Here in Northern Ma we are getting ready for a 20 F thanksgiving. It's good to have a stove

When it hits-5F, it's great to have a stove
 
This has been the winteriest start to a winter we have had for as long as I can remember. Snow - we got 12+" the night before, 4 more last night, and 6-8 the week before. I had to get up on our verandah roof yesterday, it was piled up past our bedroom window up to the main roof line - if I ever have to do that, it's not usually until mid-winter, and only once a winter. Trees are all loaded up & bent over. Power outages, there have been 3 multi-hour ones so far this month. That's more than we have gotten the whole winter, for like the last decade. It is -14c outside right now. It isn't even really winter yet and I am ready to wave a white flag already.

But digressing.... (sorry for the vent....)

I am starting to think about upgrading from our Efergy. Are there other good ones to check out besides the Sense?

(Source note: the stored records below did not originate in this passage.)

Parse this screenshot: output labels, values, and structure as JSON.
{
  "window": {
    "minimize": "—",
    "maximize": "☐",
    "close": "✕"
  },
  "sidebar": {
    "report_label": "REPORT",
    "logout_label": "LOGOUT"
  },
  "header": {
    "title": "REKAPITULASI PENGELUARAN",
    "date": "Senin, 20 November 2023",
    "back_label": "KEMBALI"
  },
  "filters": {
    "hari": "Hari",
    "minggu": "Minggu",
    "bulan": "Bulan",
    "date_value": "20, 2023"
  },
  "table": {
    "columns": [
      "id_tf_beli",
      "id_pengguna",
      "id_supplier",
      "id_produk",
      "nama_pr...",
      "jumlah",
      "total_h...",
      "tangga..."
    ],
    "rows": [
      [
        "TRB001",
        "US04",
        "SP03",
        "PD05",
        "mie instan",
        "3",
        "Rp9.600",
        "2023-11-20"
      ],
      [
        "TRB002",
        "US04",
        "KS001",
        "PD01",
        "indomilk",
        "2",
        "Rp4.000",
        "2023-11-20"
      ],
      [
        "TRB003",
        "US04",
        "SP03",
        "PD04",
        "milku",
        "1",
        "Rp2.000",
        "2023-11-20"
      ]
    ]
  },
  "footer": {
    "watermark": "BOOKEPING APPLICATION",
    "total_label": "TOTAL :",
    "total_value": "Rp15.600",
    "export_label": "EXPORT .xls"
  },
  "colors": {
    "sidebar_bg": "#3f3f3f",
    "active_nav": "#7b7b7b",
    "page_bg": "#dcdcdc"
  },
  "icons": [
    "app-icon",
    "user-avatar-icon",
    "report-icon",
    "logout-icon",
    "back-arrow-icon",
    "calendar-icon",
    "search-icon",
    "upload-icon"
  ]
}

It has been a while since I googled, did that a couple days ago & saw a whole bunch of stuff that I didn't recognize - suspecting some of it might be of suspect quality?
 
There is a bunch of suspect chinese junk in the market, I ponied up and went with Sense since they have an active FB/Forum with users offering new and good ideas and they listen and are pushing some good upgrades to the firmware.

It is new AI technology that is going to take a while to perfect and with more users the data will help to get it even better.